ZIMBABWE - LETTER FROM THE DIASPORA !
12th December 2008.
Dear Friends,
Perhaps it is the tinted glasses that Mugabe is wearing these days that blind him to what is going on in the country he purports to rule. His declaration that "Cholera has been arrested" - nice choice of words there! - flies in the face of the facts. "If anything is certain in the chaos of Zimbabwe today it is that the cholera outbreak is not under control" says Save the Children Director. As the WHO announces the death toll from cholera at nearly 800, Mr Mugabe blithely assures the crowd gathered for the funeral of Elliot Manyika - another 'Hero' for Heroes Acre - that the cholera cause doesn't exist anymore. What is more he claims, it is his government, his doctors who have worked this miracle with the help of WHO. But it is not the appalling suffering of the people that is of paramount concern to Mugabe; what is really worrying him is the threat of military intervention. No cholera, no cause for invasion goes his argument.
Zimbabweans would not have been surprised by Mugabe's rhetoric at the funeral for the late unlamented Manyika. All week long his side kicks in government have been telling anyone who would listen that the situation was under control. "We have enough chemicals to purify the water. We have got enough foreign currency to buy pipes" announced Sikhanyiso Ndlovu on Wednesday. If that is true then why don't they just go ahead and do it we wonder? Why was the regime trying so hard to conceal the terrible truth of the cholera outbreak from the world. They know only too well that once the pictures of children playing in raw sewage and cholera victims with drips attached in dirty clinics and hospitals were beamed round the world, the international community would respond. It was not compassion for the victims, not pity for the dying children that the regime was concerned about, it was the world-wide call for military intervention that had the Mugabe regime rattled. With the usual breath-taking Zanu illogicality Ndlovu went on to claim, "After squeezing and strangling the country with sanctions and contaminating it with cholera and anthrax, the west is seeking to use the window of opportunity provided by the disaster to justify military intervention." Ndlovu was simply laying the ground for his master. Even the eventual declaration of cholera as a National Emergency had little to do with stopping the people's suffering; above all it was a way of getting the international community to fund the government's absolute failure to care for their own people. Cholera does not respect political divisions, it does not discriminate between Zanu and MDC supporters' it targets the poorest of the poor, the malnourished, the already sick from Aids and above all the children. Yet Mugabe says nothing of them; it is the attack on his own power base that worries him when the call goes out for military intervention. Watching him speak at Heroes Acre, seeing the banners proclaiming 'Brown's Cholera' it was not hard to sense his terror at what it would mean for him if the west carried out their threats. The very real prospect of his own downfall is staring him in the face; compared to that not even the prospect of hundreds of cholera deaths matters. He is fighting for survival and like a cornered rat he becomes ever more vicious as the end comes nearer.

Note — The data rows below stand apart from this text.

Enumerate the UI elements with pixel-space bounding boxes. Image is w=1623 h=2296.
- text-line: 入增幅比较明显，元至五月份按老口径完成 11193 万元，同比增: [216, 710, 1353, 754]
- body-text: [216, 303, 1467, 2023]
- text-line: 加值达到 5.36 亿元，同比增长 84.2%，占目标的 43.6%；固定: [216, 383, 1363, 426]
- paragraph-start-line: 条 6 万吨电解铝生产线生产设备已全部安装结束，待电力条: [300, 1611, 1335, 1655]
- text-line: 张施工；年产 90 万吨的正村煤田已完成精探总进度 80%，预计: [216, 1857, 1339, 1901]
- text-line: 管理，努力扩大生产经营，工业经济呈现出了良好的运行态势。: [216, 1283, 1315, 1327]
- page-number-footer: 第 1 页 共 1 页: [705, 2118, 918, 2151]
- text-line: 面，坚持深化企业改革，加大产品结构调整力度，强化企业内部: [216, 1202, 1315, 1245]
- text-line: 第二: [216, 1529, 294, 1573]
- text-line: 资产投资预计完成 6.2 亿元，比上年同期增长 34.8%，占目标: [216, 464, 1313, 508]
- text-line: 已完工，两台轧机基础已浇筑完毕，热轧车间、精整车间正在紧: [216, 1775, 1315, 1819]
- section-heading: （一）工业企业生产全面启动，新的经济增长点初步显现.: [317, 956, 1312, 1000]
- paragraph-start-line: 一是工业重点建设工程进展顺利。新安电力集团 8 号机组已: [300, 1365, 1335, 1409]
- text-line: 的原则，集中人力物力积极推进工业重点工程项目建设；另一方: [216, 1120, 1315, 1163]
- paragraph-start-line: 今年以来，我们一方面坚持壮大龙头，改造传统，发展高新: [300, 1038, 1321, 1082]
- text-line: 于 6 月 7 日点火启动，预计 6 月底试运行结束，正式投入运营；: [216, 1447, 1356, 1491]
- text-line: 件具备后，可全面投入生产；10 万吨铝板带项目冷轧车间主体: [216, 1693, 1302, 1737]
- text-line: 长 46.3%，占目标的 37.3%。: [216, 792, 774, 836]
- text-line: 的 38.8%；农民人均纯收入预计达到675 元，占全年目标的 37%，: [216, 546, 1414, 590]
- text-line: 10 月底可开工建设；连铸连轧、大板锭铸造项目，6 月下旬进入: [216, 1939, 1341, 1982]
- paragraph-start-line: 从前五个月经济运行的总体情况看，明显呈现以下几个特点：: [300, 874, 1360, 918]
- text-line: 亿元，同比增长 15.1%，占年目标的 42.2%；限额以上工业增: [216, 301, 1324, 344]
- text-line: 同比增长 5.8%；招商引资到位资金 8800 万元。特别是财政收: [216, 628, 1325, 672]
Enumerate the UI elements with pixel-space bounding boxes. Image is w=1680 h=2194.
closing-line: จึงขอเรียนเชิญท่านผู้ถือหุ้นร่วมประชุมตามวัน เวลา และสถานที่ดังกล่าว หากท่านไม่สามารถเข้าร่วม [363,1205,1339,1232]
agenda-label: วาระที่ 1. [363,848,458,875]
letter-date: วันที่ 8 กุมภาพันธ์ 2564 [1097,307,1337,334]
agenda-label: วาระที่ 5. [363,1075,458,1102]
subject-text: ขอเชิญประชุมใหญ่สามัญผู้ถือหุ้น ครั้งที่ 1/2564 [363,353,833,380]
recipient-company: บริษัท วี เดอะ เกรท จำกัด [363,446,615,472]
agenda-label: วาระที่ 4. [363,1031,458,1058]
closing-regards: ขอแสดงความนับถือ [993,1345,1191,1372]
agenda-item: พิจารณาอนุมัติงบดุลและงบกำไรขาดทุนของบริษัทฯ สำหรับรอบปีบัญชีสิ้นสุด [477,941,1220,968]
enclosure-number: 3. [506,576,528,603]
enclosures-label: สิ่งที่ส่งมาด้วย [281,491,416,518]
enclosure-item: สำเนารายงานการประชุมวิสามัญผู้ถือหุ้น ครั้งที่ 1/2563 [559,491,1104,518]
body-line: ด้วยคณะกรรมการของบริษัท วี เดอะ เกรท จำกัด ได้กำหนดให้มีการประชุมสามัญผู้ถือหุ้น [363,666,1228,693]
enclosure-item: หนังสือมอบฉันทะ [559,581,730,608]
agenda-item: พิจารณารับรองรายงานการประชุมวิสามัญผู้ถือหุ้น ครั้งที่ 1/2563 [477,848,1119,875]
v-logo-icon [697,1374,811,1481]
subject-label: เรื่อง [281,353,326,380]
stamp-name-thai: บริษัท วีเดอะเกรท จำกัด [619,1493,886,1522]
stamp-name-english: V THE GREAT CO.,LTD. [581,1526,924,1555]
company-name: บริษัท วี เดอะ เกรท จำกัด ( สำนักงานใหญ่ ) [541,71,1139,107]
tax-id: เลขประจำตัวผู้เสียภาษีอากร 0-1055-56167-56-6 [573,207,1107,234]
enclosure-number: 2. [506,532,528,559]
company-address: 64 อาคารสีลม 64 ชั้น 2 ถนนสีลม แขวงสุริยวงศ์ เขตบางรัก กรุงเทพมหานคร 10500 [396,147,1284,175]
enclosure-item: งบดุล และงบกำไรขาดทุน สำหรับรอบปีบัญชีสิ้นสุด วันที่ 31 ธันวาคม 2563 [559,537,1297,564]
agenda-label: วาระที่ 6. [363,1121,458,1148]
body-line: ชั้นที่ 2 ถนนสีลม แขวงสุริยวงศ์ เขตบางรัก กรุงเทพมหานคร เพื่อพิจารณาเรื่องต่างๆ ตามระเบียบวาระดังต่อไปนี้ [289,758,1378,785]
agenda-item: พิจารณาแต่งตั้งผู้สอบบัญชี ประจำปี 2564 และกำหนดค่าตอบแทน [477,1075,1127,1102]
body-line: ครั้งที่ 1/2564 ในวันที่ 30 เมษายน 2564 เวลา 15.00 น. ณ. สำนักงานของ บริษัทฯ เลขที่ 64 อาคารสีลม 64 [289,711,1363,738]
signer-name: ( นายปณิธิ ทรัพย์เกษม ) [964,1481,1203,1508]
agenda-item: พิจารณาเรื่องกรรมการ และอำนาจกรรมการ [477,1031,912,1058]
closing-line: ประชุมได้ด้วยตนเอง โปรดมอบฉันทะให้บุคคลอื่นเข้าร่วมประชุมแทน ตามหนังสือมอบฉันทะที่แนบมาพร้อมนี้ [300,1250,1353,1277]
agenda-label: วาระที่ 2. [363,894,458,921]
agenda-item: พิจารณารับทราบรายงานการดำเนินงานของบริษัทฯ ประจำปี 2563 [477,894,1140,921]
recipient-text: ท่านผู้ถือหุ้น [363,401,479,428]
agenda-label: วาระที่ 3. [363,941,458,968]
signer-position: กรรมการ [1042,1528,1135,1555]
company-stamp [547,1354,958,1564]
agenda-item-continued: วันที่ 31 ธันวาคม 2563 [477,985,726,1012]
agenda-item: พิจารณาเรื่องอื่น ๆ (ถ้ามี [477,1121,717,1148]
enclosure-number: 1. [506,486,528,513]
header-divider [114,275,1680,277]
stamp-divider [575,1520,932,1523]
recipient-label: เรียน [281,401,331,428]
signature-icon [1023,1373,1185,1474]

Mugabe's problem is that no matter how hard he tries he can no longer conceal from the world the depth of the suffering his regime has wrought on the Zimbabwean people. Not a day has passed this week without the world's media covering some aspect of the Zimbabwean tragedy. The plight of the missing MDC activists and Jestina Mukoko in particular has featured in mass appeals to human rights activists around the world to raise their voices in protest at Mugabe's appalling human rights record. His regime may ignore court orders to the police to mount a search for the disappeared; the ZTV may ignore a court order to flight adverts showing Jestina as a Missing Person but he cannot hide the tragedy from the world. Only last night on British TV we saw Zimbabwean lawyers marching with their banners to protest the political abductions. We saw the brave Woza women once again demonstrating in Bulawayo and Harare where they managed to surprise the police who arrived too late with their water canons. Water! Now where did that come from we wondered and had the water been treated or was this yet another diabolical plot to rid the country of these troublesome Woza women. Imprisonment doesn't stop them from coming out on the streets, why not spray them with cholera infected water? Is that possible even for Zanu PF, I wonder? I keep thinking about Didymus Mutasa's words when the SADC Tribunal found in favour of the 75 white farmers . "There is nothing special about the 75 farmers" he said. But there is something special about them, not because they are white but because they are human beings. It is that basic humanity that seems to have been lost in Robert Mugabe's Zimbabwe where people have become no more than pawns in his political power games and not even children are exempted. What other explanation is there for the government's decision today, Friday, to refuse visas to a group of French water specialists if it is not that President Sarkozy has joined the chorus of world leaders calling for Mugabe's ouster if necessary by military means?
Yours in the (continuing) struggle PH.